Кирилл Фокин
Лучи уходят за горизонт
2001–2091
Наши эмоции находятся на уровне палеолита, социальные институты — на уровне средневековья, а технологии — на уровне божественной силы.
Эдвард Осборн Уилсон
Нельзя обеспечить безопасность одной части человечества за счет другой.
Бертран Рассел
Пролог
4 августа 2077 года. Буэнос-Айрес
Иоанн Н. Касидроу завязал галстук старомодным виндзорским узлом и подмигнул своему отражению в зеркале. Ему в ответ подмигнул не располневший пожилой мужчина, а ухмыляющийся юноша с озорными глазами. Морщинистые пальцы ловко выпрямили красный галстук с гербом королевской семьи Великобритании — личный подарок Его Величества. Иоанн надел пиджак, проверил коммуникатор за правым ухом и закрыл дверь своего «люкса».
Он спустился в холл отеля, улыбнулся портье и вышел на улицу. Кажется, собирался дождь — сквозь серое с молочными разводами небо сочился солнечный свет. Резко пахло морем и городской пылью. Кричали чайки, шумели пешеходы, на перекрытой дороге раздражённо гудели автомобили.
Иоанн ухмыльнулся, вдохнул поглубже (мантра «Гринпис»: не-экологически-чистый) воздух мегаполиса, запахнул пиджак и резво преодолел два с половиной метра до машины. Полицейские из отряда сопровождения надели шлемы и включили сирены мотоциклов. Водитель серебристого бронированного лимузина запустил двигатель. Телохранитель распахнул дверь, и Иоанн сел в машину.
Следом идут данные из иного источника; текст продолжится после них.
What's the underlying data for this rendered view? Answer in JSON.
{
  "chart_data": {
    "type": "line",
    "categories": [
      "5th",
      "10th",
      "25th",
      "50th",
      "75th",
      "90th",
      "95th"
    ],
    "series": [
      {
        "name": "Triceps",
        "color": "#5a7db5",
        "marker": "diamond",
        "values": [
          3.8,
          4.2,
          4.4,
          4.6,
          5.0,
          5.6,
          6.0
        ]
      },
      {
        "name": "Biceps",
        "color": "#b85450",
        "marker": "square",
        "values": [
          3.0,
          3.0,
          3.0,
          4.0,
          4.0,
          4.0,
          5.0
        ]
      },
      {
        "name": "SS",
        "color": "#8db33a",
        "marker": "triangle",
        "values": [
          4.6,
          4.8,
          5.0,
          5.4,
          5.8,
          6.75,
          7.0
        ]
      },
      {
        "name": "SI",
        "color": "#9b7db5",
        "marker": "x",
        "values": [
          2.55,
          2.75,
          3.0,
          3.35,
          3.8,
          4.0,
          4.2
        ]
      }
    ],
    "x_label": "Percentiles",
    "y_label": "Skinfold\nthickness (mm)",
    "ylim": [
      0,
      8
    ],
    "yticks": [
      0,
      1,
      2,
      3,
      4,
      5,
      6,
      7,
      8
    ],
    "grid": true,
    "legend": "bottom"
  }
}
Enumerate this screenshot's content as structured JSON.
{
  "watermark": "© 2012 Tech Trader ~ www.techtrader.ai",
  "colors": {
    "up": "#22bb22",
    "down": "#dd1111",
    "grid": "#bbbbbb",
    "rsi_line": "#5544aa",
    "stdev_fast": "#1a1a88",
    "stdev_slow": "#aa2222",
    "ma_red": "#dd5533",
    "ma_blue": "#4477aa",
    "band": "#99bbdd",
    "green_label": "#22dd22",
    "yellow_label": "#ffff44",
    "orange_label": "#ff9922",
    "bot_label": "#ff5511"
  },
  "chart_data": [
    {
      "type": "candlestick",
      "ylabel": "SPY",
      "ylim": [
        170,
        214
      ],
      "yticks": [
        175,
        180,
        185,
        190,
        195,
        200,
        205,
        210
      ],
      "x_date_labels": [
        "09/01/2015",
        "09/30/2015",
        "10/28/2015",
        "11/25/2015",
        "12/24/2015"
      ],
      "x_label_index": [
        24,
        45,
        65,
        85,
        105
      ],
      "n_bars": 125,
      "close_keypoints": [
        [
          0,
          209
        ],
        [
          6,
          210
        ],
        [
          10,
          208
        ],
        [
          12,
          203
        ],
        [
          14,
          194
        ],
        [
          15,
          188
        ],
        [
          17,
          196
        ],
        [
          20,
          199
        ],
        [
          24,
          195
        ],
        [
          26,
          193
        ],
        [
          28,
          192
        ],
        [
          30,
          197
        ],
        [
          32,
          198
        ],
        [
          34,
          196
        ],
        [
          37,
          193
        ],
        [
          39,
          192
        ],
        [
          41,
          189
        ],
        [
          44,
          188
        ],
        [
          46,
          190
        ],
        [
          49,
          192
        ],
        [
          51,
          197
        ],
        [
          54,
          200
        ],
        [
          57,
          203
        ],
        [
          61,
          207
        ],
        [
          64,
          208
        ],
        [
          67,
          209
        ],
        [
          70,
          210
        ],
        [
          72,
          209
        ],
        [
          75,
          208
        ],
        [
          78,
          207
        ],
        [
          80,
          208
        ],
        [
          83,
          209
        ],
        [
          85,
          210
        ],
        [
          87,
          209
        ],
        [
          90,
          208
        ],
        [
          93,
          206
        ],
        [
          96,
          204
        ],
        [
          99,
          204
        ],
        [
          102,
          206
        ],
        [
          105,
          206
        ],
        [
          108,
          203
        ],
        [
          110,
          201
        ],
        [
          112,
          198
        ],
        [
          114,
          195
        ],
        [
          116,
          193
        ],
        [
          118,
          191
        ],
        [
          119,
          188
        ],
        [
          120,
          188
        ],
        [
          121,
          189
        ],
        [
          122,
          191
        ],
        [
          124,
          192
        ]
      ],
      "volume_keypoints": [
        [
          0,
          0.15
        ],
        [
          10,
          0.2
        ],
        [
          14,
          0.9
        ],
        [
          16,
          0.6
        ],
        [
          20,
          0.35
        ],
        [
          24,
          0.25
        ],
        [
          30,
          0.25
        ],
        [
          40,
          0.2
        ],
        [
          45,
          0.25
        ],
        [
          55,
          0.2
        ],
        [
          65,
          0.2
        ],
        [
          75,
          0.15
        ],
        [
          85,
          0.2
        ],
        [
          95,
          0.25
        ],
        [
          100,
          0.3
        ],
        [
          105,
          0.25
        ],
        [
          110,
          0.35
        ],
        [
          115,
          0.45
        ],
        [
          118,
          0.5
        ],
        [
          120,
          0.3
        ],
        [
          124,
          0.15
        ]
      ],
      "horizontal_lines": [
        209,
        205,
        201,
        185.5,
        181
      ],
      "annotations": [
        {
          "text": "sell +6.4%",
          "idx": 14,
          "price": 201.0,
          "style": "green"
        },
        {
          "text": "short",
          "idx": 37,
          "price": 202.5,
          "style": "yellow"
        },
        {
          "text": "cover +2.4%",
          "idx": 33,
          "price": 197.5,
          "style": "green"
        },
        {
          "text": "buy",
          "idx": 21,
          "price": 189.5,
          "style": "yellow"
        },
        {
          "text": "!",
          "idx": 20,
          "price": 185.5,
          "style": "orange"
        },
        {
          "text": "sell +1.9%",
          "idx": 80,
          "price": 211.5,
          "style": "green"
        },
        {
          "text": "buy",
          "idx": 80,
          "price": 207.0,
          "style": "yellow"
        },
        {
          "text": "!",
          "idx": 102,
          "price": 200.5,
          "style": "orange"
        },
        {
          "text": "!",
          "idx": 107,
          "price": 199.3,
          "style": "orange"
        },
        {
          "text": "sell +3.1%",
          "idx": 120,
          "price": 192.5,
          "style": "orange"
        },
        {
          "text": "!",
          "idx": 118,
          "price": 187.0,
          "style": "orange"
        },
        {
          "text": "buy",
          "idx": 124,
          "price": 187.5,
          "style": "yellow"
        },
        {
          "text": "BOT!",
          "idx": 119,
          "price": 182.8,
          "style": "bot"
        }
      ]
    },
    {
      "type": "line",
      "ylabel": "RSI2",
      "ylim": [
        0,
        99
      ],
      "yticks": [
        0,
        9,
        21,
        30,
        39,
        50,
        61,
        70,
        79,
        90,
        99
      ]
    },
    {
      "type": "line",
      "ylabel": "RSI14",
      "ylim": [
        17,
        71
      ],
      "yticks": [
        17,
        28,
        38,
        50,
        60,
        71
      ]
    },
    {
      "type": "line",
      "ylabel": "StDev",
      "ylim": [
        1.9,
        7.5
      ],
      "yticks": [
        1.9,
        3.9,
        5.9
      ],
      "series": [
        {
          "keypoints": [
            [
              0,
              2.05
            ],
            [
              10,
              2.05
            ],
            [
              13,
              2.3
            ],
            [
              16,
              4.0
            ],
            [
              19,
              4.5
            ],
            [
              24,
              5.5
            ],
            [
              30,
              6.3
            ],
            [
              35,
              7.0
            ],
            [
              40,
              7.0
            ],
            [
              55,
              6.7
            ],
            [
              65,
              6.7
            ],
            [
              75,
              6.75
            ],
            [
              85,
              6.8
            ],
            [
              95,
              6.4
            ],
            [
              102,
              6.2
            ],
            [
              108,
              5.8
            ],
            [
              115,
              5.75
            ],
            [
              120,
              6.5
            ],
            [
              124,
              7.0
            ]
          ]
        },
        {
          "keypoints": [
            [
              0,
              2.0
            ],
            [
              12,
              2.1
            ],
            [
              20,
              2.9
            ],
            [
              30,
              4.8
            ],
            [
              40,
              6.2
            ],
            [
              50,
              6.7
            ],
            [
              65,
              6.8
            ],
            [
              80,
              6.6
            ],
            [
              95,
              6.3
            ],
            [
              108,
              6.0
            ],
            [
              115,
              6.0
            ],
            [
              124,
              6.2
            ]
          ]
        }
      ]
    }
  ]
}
— Добрый день, — улыбнулся ему сидевший напротив помощник. — Как вы спали?
— Привет, — сказал Иоанн, — хуже тебя.
Кортеж тронулся. Мотоциклисты спецсигналами разогнали небольшой затор перед светофором. Выглянув в окно, Иоанн успел заметить исчезающий за поворотом купол старинной башенки, вокруг которой построили отель в стиле хай-тек. Улицы Буэнос-Айреса всегда многолюдны с утра, подумал Иоанн, но сегодня людей чересчур много. Он повернулся к помощнику:
— Как там моя речь?
— Посмотрите. — Помощник передал Иоанну планшет. — Звонила ваша дочь.
— Да-а? — Иоанн пробегал глазами текст. Приходилось напрягаться, читая мелкий шрифт: он продержался до семидесяти восьми — срок немалый, пора бы уже перестать выпендриваться и сходить на очередную коррекцию зрения или надеть электронные очки. Но нет, всё проклятая старческая упёртость — лучше уж совсем ослепнуть, чем капитулировать перед временем. Раньше Иоанн с иронией вспоминал, как артачились, старея, его родители: очки, стент, трость, костыль, операция, инвалидная коляска, слуховой аппарат, протезы, импланты, пересадка… Он проходил всё это с ними и недоумевал: что же их так пугает, что не даёт им примириться с возрастом? Теперь он, похоже, знал. Они не воевали со временем — просто упрямились. — Которая?
— Лэтти, — ответил помощник. — Это насчёт Генри.
— Опять недовольна моим внуком?
— Просила позвонить ему. Сказала, Генри уже неделю не ночевал в общежитии университета, и вам нужно его вразумить.
— Так и сказала?
— Сказала, вы единственный, кого Генри слушает.
— У него есть отец. — Иоанн вернул планшет помощнику. За окном медленно двигались толпы людей — сирены сиренами, но дорогу не спешили уступать, и мотоциклисты ехали перед лимузином с черепашьей скоростью. — В конце концов, он подросток и учится в другой стране, что из этого ей непонятно?
Помощник промолчал.
— Она сама хотела, чтобы он поступил в Аббертон. Я её предупреждал. Вот пусть и прекратит теперь его дёргать.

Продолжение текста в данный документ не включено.